DPR Kawal Persiapan Haji 2026, Kemenhaj Dihadapkan pada Ujian Perdana

Hajiumrahnews.com – Penyelenggaraan ibadah haji 2026 akan menjadi ujian perdana bagi Kementerian Haji dan Umrah (Kemenhaj), lembaga baru hasil pemisahan dari Kementerian Agama. DPR RI melalui Komisi VIII menegaskan akan terus mengawal persiapan agar layanan bagi jemaah tetap optimal, termasuk melalui pembahasan Panitia Kerja (Panja) Haji.

Anggota Komisi VIII DPR RI, Selly Andriany Gantina, menyampaikan bahwa meskipun Panja Haji belum terbentuk, langkah antisipasi sudah dilakukan. Salah satunya melalui transfer dana sebesar Rp2,7 triliun oleh Badan Penyelenggara Haji (BP Haji), yang kini melebur ke dalam Kemenhaj, untuk pembayaran uang muka layanan tenda, transportasi, dan akomodasi di Masyair serta Armuzna.

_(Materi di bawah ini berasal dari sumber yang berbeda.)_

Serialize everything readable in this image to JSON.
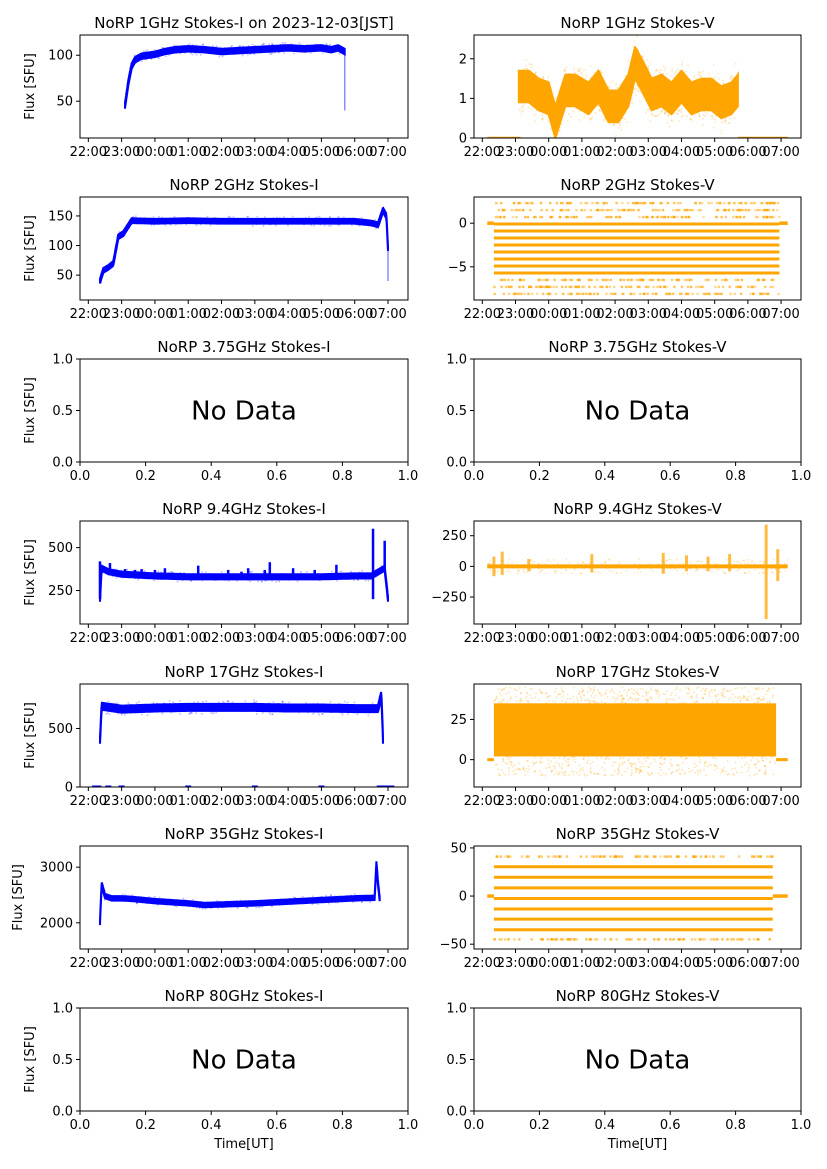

“Panja Haji DPR RI sebenarnya belum terbentuk meskipun BP Haji melakukan transfer sebesar Rp2,7 triliun sebagai pembayaran DP. Pembayaran itu karena ada tenggat layanan. Kami dari DPR, khususnya Komisi VIII, menyepakati ini agar tidak kehilangan posisi strategis di Arab Saudi,” ujar Selly, Minggu (28/9).

Meski DPR akan segera memasuki masa reses, Selly menegaskan bahwa pembahasan Panja tetap bisa digelar jika mendapat persetujuan pimpinan DPR. Ia juga menekankan pentingnya percepatan pembahasan Biaya Penyelenggaraan Ibadah Haji (BPIH) 2026 agar pemerintah segera menetapkannya, sehingga jemaah bisa cepat melakukan pelunasan.

Revisi UU Haji Jadi Rujukan

Selly menekankan bahwa Panja BPIH harus bekerja selaras dengan implementasi revisi UU No. 8 Tahun 2019 tentang Penyelenggaraan Ibadah Haji dan Umrah, yang telah disahkan pada 26 Agustus 2025.

“Kami tidak ingin adanya kekosongan fungsi layanan. Tentunya ini menjadi tantangan besar sebab harus dilakukan secara cepat dan tepat. Kami ingin memastikan perubahan aturan tidak berdampak buruk pada hak jemaah, layanan, ataupun kontinuitas penyelenggaraan haji dan umrah,” katanya.

Ia menambahkan, revisi UU tersebut menuntut percepatan penyusunan aturan turunan agar pelaksanaan haji tidak terhambat. “Undang-undang hanya mengatur hal-hal pokok, maka aturan teknis seperti tata kelola kuota, standar pelayanan minimal, penggunaan BPIH, maupun mekanisme pengawasan harus segera disusun. DPR mendorong pemerintah agar tidak menunda penerbitan aturan turunan ini,” tutur Selly.

Konsolidasi Aset dan SDM

Selain regulasi, DPR juga menyoroti kebutuhan konsolidasi aset dan sarana prasarana dari Kementerian Agama ke Kemenhaj. Menurut Selly, hal ini mendesak agar tidak terjadi tumpang tindih kewenangan maupun hambatan teknis dalam penyelenggaraan haji.

“Gedung-gedung embarkasi haji, PLHUT, pusat pelatihan manasik, peralatan logistik, hingga kontrak kerja sama dengan mitra dalam dan luar negeri harus segera dialihkan agar seluruh sumber daya fisik, keuangan, dan manajerial terkonsolidasi di bawah satu kementerian yang fokus pada urusan haji dan umrah,” pungkasnya.

Dengan segala tantangan ini, Haji 2026 akan menjadi momen pembuktian pertama Kementerian Haji dan Umrah dalam menghadirkan penyelenggaraan ibadah yang aman, nyaman, serta sesuai harapan jutaan jemaah.